Now, suddenly, everything rested on her shoulders. Mary Gibson was apparently the only person
able to make decisions, to take charge and determine the course of events for all the future. Trouble was, she hadn't the faintest idea of how to go about it.

She felt a sudden wistful longing for Amanda, for the young woman's proud independent spirit. Mary knew that Amanda had problems of her own, that sometimes her lovely blue eyes were full of doubts and even fears. Still, Amanda Walker represented a new kind of woman, a person fully able to take charge of her life and make firm decisions all on her own.

I wish she lived closer to me,
Mary thought in despair.
I wish I could talk to her more often. Oh God, I wish…

Suddenly Mary's mind began to whirl and her eyes widened in amazement. She braked and lurched to a halt on the grassy shoulder of the road.

In the field beside her, three ostriches ran along the fence line, their heads erect, wide short beaks extended, heavy legs lifting and pumping in a flowing rhythm that seemed elegant and almost ethereal out here on the treed plains of west central Texas.

Mary stared wildly around at the passing cars and trucks, wondering if they saw anything unusual or if she was just imagining the huge birds. But the traffic rolled by at a steady rate while Mary sat alone, staring into the field.

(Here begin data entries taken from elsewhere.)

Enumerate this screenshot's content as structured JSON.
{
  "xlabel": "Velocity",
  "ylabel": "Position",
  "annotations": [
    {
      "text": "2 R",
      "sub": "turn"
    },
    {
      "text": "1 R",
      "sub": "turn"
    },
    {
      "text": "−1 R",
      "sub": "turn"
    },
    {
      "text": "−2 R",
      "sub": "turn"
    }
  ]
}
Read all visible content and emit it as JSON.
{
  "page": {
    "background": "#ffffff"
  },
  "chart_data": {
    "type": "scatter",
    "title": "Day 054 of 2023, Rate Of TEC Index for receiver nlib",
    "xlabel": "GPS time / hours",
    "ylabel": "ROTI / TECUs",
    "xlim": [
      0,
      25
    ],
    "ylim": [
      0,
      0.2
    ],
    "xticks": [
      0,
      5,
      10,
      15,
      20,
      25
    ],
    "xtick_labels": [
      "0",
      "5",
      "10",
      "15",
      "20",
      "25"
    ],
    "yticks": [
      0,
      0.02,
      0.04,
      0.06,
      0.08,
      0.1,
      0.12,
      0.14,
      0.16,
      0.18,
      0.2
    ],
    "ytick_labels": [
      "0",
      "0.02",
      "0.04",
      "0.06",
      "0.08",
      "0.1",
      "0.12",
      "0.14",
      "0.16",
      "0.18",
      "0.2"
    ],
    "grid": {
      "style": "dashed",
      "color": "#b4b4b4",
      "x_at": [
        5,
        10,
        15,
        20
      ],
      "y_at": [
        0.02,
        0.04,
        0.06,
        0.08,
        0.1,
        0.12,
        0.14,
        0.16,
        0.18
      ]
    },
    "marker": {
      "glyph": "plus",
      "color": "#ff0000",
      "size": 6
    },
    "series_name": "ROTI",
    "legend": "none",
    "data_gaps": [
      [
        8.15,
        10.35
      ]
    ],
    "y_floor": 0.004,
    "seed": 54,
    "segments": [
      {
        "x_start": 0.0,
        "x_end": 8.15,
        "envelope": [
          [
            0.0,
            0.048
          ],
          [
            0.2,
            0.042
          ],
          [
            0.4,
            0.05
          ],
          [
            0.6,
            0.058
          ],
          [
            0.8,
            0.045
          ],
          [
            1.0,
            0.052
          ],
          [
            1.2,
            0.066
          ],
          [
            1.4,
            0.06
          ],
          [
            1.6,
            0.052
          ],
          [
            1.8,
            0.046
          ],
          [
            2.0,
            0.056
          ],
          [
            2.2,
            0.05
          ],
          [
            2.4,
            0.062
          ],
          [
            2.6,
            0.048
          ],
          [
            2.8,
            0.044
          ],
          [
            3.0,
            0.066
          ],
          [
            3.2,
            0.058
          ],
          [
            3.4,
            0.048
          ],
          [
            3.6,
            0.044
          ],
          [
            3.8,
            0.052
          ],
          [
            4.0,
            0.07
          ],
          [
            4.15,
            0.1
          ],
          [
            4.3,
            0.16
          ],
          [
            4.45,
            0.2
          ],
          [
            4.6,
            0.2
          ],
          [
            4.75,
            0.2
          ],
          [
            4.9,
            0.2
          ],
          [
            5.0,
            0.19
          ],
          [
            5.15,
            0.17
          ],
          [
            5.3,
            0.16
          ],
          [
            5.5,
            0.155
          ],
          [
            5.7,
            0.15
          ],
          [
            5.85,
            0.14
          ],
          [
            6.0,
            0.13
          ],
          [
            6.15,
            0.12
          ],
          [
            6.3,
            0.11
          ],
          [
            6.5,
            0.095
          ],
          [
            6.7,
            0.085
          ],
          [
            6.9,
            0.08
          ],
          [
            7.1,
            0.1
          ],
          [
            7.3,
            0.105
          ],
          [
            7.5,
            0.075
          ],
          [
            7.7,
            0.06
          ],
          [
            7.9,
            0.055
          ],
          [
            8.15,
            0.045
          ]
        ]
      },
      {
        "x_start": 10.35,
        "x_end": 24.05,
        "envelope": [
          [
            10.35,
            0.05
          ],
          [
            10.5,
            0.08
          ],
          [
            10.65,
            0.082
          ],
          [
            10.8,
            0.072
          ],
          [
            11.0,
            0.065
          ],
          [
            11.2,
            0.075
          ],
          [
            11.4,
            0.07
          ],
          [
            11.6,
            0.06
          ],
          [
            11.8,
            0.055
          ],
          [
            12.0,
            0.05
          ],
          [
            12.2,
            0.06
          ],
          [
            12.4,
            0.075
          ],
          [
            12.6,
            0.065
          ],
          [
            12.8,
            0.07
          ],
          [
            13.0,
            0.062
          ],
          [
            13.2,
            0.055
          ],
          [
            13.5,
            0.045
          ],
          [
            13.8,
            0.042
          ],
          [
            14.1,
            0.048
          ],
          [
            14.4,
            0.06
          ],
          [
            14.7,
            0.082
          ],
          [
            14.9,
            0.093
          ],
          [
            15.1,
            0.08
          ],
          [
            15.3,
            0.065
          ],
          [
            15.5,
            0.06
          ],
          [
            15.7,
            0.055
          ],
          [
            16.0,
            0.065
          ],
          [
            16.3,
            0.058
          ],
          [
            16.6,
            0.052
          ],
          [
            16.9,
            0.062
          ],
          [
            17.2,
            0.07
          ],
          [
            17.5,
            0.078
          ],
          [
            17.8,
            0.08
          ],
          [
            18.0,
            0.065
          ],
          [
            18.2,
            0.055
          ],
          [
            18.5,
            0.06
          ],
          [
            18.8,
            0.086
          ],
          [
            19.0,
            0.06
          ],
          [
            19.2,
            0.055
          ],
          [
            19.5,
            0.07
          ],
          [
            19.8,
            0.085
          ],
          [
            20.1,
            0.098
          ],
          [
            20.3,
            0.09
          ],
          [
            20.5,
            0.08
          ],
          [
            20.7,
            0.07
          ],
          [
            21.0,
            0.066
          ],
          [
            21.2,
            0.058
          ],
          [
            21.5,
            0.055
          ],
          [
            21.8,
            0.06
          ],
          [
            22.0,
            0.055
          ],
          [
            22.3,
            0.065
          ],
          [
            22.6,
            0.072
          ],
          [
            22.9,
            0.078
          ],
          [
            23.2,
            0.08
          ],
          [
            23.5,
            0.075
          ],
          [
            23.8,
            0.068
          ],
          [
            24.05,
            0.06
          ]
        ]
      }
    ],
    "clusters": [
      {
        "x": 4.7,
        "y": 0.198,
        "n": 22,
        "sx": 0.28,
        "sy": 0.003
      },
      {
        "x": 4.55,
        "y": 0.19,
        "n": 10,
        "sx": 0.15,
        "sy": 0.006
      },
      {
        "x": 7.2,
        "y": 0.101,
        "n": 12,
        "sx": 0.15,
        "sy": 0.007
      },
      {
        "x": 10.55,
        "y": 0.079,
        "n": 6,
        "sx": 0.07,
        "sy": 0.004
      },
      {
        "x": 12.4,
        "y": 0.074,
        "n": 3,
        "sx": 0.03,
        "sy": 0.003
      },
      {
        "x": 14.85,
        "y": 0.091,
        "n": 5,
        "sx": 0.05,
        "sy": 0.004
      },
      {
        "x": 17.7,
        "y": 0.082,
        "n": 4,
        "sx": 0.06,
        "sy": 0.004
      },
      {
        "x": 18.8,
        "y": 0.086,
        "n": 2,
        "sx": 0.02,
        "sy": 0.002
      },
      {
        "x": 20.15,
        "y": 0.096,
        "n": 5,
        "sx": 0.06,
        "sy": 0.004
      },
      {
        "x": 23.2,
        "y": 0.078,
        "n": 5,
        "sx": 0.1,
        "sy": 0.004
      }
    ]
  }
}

She wasn't imagining them. She couldn't be.
They'd even paused now, right beside her car, and were looking over at her with a gentle curiosity, so close that she could see their huge bright eyes, their thick dark eyelashes. The male was richly iridescent, with black and white feathers that glittered in the waning light. His head towered eight feet in the air, proud and arrogant next to the smaller dun-colored females who stood nearby.

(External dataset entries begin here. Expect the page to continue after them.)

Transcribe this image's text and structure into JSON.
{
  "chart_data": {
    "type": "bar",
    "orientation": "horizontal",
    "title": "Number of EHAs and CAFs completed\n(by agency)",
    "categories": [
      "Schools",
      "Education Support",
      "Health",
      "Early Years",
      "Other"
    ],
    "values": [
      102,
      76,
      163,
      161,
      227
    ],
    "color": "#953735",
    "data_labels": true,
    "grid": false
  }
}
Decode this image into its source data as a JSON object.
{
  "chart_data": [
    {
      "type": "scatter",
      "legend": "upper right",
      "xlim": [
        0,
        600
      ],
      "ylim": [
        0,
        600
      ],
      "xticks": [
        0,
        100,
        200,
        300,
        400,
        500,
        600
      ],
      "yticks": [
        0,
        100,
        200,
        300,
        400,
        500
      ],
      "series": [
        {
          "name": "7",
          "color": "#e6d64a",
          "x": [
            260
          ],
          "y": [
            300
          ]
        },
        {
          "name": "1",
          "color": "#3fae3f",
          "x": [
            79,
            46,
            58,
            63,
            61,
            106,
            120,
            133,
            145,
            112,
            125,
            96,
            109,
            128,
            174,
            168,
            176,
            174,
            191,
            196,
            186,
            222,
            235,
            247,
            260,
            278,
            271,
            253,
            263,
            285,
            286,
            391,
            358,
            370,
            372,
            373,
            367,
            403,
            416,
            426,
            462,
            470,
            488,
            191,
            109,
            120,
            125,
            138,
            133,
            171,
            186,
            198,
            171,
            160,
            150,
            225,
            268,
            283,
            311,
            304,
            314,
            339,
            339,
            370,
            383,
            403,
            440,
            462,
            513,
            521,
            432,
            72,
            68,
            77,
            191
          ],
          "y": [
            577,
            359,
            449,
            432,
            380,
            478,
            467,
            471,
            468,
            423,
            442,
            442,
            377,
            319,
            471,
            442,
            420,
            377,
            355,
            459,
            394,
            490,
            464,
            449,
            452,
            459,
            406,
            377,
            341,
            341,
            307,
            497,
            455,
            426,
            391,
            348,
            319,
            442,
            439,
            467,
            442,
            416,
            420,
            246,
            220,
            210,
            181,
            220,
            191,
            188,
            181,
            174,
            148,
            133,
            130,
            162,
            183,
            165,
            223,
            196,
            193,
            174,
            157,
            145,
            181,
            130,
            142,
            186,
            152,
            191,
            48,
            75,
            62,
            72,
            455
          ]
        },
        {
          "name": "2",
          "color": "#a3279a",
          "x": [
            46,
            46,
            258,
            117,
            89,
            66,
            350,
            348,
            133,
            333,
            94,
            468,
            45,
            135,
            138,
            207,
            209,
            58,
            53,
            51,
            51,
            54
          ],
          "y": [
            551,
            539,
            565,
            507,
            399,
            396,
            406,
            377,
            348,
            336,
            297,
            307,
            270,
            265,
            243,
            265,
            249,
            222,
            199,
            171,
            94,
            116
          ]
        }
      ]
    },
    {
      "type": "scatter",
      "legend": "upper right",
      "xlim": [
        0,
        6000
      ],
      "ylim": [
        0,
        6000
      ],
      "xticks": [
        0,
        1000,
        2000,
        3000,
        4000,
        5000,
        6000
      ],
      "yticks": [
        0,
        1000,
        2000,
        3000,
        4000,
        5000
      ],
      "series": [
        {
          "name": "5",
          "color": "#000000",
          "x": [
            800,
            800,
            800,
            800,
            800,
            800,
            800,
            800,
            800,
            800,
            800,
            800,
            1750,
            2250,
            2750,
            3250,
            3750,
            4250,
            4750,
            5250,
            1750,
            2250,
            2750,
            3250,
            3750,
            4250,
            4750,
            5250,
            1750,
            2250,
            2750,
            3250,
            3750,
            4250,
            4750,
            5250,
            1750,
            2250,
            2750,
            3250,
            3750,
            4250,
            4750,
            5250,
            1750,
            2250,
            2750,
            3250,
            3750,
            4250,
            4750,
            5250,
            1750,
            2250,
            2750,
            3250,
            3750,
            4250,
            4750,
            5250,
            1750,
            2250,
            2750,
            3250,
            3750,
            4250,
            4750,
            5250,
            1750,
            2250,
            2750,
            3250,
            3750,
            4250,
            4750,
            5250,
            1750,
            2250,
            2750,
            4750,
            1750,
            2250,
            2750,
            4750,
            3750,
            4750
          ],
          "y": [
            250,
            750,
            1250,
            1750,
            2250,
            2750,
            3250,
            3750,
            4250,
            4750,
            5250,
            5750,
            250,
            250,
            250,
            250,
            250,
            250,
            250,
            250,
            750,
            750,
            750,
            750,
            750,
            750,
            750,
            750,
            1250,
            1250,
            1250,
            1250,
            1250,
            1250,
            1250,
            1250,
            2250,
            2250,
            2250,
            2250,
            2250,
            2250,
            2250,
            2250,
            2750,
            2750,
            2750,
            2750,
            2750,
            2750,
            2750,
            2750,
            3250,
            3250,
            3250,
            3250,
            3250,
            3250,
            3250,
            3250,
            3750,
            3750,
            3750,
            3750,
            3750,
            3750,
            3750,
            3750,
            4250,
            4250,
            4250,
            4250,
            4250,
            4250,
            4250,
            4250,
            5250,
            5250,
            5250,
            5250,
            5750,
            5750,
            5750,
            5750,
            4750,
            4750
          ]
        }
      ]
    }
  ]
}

The ostrich gazed at Mary for a while longer, then turned, gathered the females and started off at a brisk stiff-kneed walk. Soon they broke into their elegant rocking gallop once more, while the male glanced back over his shoulder at Mary's parked car.

Dry-mouthed and shaking, consumed with a pounding excitement that she couldn't begin to understand, Mary shifted into gear, drove back onto the highway and pulled off at the next exit. She drove up a winding approach road, over a hill and into a dense stand of trees, following the swaying bodies of the three ostriches in the distance.

 

“W
HO'S THAT
?”
Edward asked, following Amanda's gaze as she smiled and waved at a pair of couples in a corner alcove.

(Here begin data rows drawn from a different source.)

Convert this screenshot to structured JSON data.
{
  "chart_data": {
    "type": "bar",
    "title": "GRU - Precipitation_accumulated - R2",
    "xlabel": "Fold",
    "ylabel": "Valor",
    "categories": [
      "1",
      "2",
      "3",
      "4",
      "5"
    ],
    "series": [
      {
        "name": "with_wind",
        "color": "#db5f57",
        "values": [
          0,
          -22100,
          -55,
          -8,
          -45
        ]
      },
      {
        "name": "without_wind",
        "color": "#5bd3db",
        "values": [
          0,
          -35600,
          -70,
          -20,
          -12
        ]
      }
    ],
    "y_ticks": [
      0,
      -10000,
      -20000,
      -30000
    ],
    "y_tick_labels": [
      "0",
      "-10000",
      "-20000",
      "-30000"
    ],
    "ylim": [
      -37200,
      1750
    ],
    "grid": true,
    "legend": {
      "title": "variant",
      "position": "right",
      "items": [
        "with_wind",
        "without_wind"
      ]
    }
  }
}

“J. T. McKinney and his wife, she's the pregnant one, and Vern and Carolyn Trent,” Amanda said. “Vern's a local realtor, and Carolyn is J. T. McKinney's sister-in-law. At least she used to be, because
her sister was J.T.'s first wife, but now he's married to—”

“Spare me,” Edward said dryly. “I'll never master all these local intricacies, Angel.”

Amanda nodded and smiled automatically at the white-shirted waiter who delivered their meals. Then she returned to her examination of her dinner companion.

She and Edward were dining at the Crystal Creek Country Club after spending a day at the races. In this quiet elegant setting, Edward was at his best, tanned and trim, lounging with easy grace in one of the shining antique chairs. He was dressed casually but still looked impeccable in his pleated corduroys and soft cashmere pullover.

“I do recognize your friend Beverly and her boyfriend,” he added, nodding courteously at the slim blond woman who entered and sat at a table near the other two couples, followed by a cheerful young man who grinned boyishly over at Amanda and her escort.

Amanda waved again, then turned back to Edward.

“I should have mentioned that. Carolyn is Beverly's mother,” she said. “And her boyfriend, Jeff Harris, is the brother of the man who bought the—”

Edward groaned and clapped a hand to his forehead in mock despair. “
Please,
Angel,” he said. “I just can't take it all in. If you must do this, at least
introduce me to these people one at a time and let me try to memorize the names.”

Amanda nodded, turning her attention to the meal in front of her.

“I
despise
Mexican food,” Edward announced, staring gloomily at his plate. “I wish I hadn't let you talk me into this.”